"Per l'emergenza-urgenza servono più medici e infermieri"
Il presidente Simeu, Fabio De Iaco, parla a Nursind Sanità: "C'è bisogno di assunzioni, ma occorre anche migliorare la qualità del lavoro per renderlo attrattivo. In manovra? Nessuna traccia di una riforma strutturale"

L'emergenza dentro l'emergenza. Potremmo sintetizzare così la grande sofferenza che vivono i servizi sanitari di urgenza nel fronteggiare il picco dell'influenza, accompagnato dalla recrudescenza del Covid. Un mix che sta mettendo in ginocchio un settore che vive da sempre una grave carenza di personale.
A fine 2022 i medici e gli infermieri dell’emergenza-urgenza del Simeu avevano lanciato un grido di allarme, come avevamo raccontato su queste pagine, denunciando, con il presidente nazionale Fabio De Iaco, una mancanza di 4 mila medici in particolare nei Pronto soccorso che, insieme al servizio 118, si fa carico delle urgenze. A oltre un anno di distanza non si registrano miglioramenti, anzi Simeu riscontra ancora la stessa carenza di medici, che si somma a quella di 12mila infermieri. In più, facendo il punto con Nursind Sanità, segnala un aumento degli accessi al Pronto soccorso durante le festività in media del 25-30% su tutto il territorio, con picchi del 60%.

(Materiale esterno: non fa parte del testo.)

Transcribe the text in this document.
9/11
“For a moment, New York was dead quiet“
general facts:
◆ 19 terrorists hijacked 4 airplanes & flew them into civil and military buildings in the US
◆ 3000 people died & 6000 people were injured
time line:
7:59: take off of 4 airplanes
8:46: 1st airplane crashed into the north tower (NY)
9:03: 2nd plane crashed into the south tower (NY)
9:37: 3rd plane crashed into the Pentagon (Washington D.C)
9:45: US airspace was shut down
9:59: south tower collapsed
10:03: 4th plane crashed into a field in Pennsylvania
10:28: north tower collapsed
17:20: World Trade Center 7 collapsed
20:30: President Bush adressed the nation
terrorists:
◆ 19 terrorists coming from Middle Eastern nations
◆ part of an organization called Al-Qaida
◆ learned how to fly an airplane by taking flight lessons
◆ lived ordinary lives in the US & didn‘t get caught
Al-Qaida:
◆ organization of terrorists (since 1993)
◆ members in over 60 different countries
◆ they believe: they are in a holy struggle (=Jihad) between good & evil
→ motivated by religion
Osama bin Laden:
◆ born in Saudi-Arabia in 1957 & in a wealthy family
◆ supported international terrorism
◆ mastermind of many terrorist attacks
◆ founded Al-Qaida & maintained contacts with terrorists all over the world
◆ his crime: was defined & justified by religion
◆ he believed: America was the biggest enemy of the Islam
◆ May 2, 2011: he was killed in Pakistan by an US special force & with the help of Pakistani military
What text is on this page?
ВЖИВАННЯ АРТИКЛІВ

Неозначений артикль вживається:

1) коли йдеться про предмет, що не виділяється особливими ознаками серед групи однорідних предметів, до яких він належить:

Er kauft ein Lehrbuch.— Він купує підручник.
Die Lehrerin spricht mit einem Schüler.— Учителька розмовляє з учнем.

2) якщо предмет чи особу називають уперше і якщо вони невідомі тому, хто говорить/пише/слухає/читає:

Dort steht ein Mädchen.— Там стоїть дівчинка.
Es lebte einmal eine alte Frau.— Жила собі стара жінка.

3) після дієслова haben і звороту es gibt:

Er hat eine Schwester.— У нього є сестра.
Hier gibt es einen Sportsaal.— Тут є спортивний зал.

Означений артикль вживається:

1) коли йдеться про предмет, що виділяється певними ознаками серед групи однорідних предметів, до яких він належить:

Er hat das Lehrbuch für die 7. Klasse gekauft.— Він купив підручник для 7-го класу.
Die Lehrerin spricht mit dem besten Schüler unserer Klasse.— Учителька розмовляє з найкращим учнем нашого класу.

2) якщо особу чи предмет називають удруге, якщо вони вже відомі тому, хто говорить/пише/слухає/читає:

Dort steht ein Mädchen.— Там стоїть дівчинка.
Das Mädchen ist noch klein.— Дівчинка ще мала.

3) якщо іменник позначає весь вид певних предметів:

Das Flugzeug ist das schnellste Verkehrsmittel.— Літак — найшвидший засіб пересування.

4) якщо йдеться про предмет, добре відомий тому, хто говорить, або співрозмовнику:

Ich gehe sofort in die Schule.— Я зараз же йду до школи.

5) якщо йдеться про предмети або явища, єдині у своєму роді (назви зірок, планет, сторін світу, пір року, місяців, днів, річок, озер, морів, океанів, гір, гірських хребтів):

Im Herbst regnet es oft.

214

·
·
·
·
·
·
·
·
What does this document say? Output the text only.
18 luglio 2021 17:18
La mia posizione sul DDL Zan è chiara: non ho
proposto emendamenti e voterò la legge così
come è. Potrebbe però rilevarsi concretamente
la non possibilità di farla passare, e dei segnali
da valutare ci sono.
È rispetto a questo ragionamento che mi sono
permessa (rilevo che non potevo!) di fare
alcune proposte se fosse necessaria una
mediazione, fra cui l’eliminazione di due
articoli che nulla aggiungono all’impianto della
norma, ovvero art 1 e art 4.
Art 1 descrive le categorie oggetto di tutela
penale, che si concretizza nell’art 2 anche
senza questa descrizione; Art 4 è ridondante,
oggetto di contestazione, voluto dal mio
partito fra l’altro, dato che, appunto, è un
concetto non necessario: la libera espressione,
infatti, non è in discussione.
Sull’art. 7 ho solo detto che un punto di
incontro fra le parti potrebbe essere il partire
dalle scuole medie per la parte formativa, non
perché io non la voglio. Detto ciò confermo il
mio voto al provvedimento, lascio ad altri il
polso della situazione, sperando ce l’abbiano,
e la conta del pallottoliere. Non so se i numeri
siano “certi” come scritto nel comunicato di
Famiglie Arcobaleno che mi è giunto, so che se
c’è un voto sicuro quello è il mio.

Come ha vissuto il personale del settore queste ultime settimane?
Per chi opera nell'emergenza le vacanze sono un lusso e la maggioranza del personale non ha potuto riposare. Il problema è che, in un momento di diffusione dell'influenza e con il Covid che torna a colpire, molti medici di medicina generale erano in ferie e quindi i pazienti si sono dovuti rivolgere all'emergenza.
Ma 118 e pronto soccorso sono pronti a questo aumento di richieste?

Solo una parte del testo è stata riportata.